The Elf Queen of Shannara

She left the thought unfinished. She lacked the words to complete it.

Elven magic, conjured anew out of faerie time, sheltered the city, but the magic was beginning to fail. The mingled fragrances of the Garden’s flowers were overshadowed by the acrid smells of Killeshan’s gases where they had penetrated the outer barrier of the Keel. Night birds sang gently from the trees and coverings, but even here their songs were undercut by the guttural sounds of the dark things that lurked beyond the city’s walls in the jungles and swamps, that pressed up against the Keel, waiting.

The monsters.

The trail she followed ended at the northern most edge of the Gardens on a promontory overlooking her home. The palace windows were dark, the people within asleep, all but her. Beyond lay the city, clusters of homes and shops tucked behind the Keel’s protective barrier like frightened animals hunkered down in their dens. Nothing moved, as if fear made movement impossible, as if movement would give them away. She shook her head sadly. Arborlon was an island surrounded by enemies. Behind, to the east, was Killeshan, rising up over the city, a great, jagged mountain formed by lava rock from eruptions over the centuries, the volcano dormant until only twenty years ago, now alive and anxious. North and south the jungle grew, thick and impenetrable, stretching away in a tangle of green to the shores of the ocean. West, below the slopes on which Arborlon was seated, lay the Rowen, and beyond the wall of Blackledge. None of it belonged to the Elves. Once the entire world had belonged to them, before the coming of Man. Once there had been nowhere they could not go. Even in the time of the Druid Allanon, just three hundred years before, the whole of the Westland had been theirs. Now they were reduced to this small space, besieged on all sides, imprisoned behind the wall of their failing magic. All of them, all that remained, trapped.
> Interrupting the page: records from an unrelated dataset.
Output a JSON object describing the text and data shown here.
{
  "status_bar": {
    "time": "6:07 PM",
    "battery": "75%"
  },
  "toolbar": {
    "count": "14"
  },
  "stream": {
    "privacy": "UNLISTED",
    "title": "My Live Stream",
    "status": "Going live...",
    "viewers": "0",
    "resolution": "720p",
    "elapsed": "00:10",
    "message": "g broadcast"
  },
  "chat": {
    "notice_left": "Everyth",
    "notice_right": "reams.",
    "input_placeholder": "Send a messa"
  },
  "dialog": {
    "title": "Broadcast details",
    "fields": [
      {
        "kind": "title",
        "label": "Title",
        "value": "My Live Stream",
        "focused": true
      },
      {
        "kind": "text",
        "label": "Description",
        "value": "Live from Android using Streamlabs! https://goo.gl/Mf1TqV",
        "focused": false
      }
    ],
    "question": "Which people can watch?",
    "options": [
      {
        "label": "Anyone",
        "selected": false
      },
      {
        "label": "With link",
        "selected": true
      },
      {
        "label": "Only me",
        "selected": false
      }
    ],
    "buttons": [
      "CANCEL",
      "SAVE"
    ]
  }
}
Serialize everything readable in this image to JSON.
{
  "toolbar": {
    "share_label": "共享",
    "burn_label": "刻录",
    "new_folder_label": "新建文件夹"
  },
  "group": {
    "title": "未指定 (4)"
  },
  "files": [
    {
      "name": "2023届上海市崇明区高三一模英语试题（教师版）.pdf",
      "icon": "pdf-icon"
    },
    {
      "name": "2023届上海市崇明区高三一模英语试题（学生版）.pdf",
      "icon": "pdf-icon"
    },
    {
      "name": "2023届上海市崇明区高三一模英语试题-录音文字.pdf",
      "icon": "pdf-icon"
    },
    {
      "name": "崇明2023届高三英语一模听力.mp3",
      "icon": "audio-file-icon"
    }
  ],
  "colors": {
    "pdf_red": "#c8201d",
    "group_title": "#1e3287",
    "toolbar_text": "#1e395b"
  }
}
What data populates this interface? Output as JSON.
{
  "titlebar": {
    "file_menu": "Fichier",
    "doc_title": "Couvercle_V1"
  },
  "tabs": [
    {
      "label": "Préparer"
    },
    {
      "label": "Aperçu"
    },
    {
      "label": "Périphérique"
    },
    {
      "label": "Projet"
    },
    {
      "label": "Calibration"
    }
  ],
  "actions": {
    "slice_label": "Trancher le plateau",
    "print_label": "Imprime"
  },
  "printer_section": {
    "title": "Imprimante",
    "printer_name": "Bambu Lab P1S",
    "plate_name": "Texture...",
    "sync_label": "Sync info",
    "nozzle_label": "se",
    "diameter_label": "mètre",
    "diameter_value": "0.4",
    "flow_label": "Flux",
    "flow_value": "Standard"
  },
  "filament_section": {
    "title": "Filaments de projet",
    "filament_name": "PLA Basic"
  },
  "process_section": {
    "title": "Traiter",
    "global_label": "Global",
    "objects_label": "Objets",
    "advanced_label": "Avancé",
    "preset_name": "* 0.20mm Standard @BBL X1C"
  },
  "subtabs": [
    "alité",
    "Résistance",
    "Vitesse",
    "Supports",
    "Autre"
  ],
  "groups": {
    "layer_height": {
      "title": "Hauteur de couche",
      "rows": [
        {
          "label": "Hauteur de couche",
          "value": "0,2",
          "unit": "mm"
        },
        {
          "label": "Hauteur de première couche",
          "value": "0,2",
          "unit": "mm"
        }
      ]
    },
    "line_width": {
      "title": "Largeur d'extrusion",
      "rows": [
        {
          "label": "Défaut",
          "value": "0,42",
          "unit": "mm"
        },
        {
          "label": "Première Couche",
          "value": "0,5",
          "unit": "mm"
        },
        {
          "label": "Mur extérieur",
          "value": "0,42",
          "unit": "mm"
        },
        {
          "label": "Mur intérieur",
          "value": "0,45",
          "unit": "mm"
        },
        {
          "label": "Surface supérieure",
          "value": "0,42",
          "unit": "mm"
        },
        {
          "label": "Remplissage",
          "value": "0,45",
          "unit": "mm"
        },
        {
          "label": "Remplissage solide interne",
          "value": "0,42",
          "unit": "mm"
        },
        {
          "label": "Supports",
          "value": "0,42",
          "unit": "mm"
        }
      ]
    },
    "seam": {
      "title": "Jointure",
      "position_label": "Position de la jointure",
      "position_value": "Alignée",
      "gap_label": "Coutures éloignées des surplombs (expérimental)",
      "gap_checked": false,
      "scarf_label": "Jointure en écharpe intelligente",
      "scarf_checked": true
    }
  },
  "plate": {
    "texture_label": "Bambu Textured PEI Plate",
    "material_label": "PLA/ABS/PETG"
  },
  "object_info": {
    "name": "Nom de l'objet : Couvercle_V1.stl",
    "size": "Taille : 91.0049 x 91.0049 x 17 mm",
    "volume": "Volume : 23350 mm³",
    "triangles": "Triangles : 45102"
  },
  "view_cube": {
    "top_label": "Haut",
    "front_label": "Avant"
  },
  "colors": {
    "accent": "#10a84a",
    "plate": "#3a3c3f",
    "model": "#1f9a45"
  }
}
She looked out at the darkness beyond the Keel, picturing in her mind what waited there. She thought momentarily of the irony of it—the Elves, made victims of their own magic, of their own clever, misguided plans, and of fears that should never have been heeded. How could they have been so foolish?

Far down from where she stood, near the end of the Keel where it buttressed the hardened lava of some long past runoff, there was a sudden flare of light—a spurt of fire followed by a quick, brilliant explosion and a shriek. There were brief shouts and then silence. Another attempt to breach the walls and another death. It was a nightly occurrence now as the creatures grew bolder and the magic continued to fail.

She glanced behind her to where the topmost branches of the Ellcrys lifted above the Garden trees, a canopy of life. The tree had protected the Elves from so much for so long. It had renewed and restored. It had given peace. But it could not protect them now, not against what threatened this time.

Not against themselves.

She grasped the Rukh Staff in defiance and felt the magic surge within, a warming against her palm and fingers. The Staff was thick and gnarled and polished to a fine sheen. It had been hewn from black walnut and imbued with the magic of her people. Fixed to its tip was the Loden, white brilliance against the darkness of the night. She could see herself reflected in its facets. She could feel herself reach within. The Ruhk Staff had given strength to the rulers of Arborlon for more than a century gone.

But the Staff could not protect the Elves either.

“Cort?” she called softly.

The Home Guard materialized beside her.

“Stand with me a moment,” she said.

They stood without speaking and looked out over the city. She felt impossibly alone. Her people were threatened with extinction. She should be doing something. Anything. What if the dreams were wrong? What if the visions of Eowen Cerise were mistaken? That had never happened, of course, but there was so much at stake! Her mouth tightened angrily. She must believe. It was necessary that she believe. The visions would come to pass. The girl would appear to them as promised, blood of her blood. The girl would appear.

But would even she be enough?

She shook the question away. She could not permit it. She could not give way to her despair.

She wheeled about and walked swiftly back through the Gardens to the pathway leading down again. Cort stayed with her for a moment, then faded away into the shadows. She did not see him go. Her mind was on the future, on the foretellings of Eowen, and on the fate of the Elven people. She was determined that her people would survive. She would wait for the girl for as long as she could, for as long as the magic would keep their enemies away. She would pray that Eowen’s visions were true.

She was Ellenroh Elessedil, Queen of the Elves, and she would do what she must.

Fire.

It burned within as well.

Sheathed in the armor of her convictions, she went down out of the Gardens of Life in the slow hours of the early morning to sleep.